The monsters themselves operate in a similar psychological manner. Most of them manifest James’ guilt and hatred during Mary’s final days. Some are literally walking shaped like vaginas, some are deformed nurses that represent the women James encountered whiles sitting in the hospital with his wife for days on end. Others are merely manifestations of anger, wielding giant phallic swords and screaming in rage anytime they see James. The various bosses are all variations of vaginal images or caged bodies, the latter manifesting the sense of imprisonment that James endured while his wife was sick. Finally, there is Pyramid Head. We are introduced to him in a homage to David Lynch’s ‘Blue Velvet’, with James peeking through the screen of a closet in horror. We then bear witness to the awful deformed sexuality of Pyramid Head and his sexual abuse of the zombies around him. Often wielding a giant spear, Pyramid Head is the manifestation of James’ shame at killing Mary. He finally understands, “I was weak. That’s why I needed you…needed someone to punish me for my sins…but that’s all over now…I know the truth.” Indeed, it is Pyramid Head who kills Maria, the incarnation of Mary, over and over. It is Pyramid Head who performs awful acts of lust and violence that James so ardently tries to deny. And throughout the various encounters James has with him, Pyramid is always unkillable. The game design does not allow James to remove his literal shame until he has confronted it within the story.
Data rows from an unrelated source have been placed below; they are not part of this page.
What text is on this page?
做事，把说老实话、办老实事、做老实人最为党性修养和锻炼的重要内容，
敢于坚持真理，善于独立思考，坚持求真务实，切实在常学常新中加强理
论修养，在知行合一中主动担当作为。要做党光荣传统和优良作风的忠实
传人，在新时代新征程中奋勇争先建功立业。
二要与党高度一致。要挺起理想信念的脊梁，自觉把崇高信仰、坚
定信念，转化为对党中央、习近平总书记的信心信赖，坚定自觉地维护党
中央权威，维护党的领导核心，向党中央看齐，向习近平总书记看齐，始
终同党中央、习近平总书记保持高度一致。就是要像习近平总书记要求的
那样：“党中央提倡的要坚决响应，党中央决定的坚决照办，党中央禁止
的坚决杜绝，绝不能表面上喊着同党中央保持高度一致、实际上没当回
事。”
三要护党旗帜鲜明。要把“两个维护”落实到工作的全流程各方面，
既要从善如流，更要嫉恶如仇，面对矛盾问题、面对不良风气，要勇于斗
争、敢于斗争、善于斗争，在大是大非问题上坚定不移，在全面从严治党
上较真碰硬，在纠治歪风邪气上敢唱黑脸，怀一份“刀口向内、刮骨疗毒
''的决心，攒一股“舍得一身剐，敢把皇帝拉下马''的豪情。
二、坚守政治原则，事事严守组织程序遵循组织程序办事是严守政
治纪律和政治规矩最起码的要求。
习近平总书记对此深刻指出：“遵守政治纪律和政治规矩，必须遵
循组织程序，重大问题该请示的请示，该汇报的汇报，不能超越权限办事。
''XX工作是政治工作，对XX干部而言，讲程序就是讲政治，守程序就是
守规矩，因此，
This is only one interpretation of the game. There are far more literal ways to see the events of Silent Hill 2, and subsequent games seem to indicate something more than a nightmare took place. But within this game alone, where a metal can is filled with light bulbs and buildings shift from being totally intact to crumbling into decay in a single sequence, little is certain. The greatest moment of the game is when James finally discovers that he murdered Mary. He is forced to watch this on a videotape and when it ends he is sitting in front of a white T.V. screen. Yet the scene in the game is similarly all white due to the mist and blooming effect in the room. It eerily echoes the exact same thing the player is doing: staring in disbelief at the same kind of screen as James. That moment where both the player and James are doing the same thing epitomizes what Silent Hill 2 is all about. Using a game contract that the player must accept as necessary for the experience, it puts you in the shoes of James as he lives out a dark nightmare of grief, guilt, and limited abilities as he navigates his shame.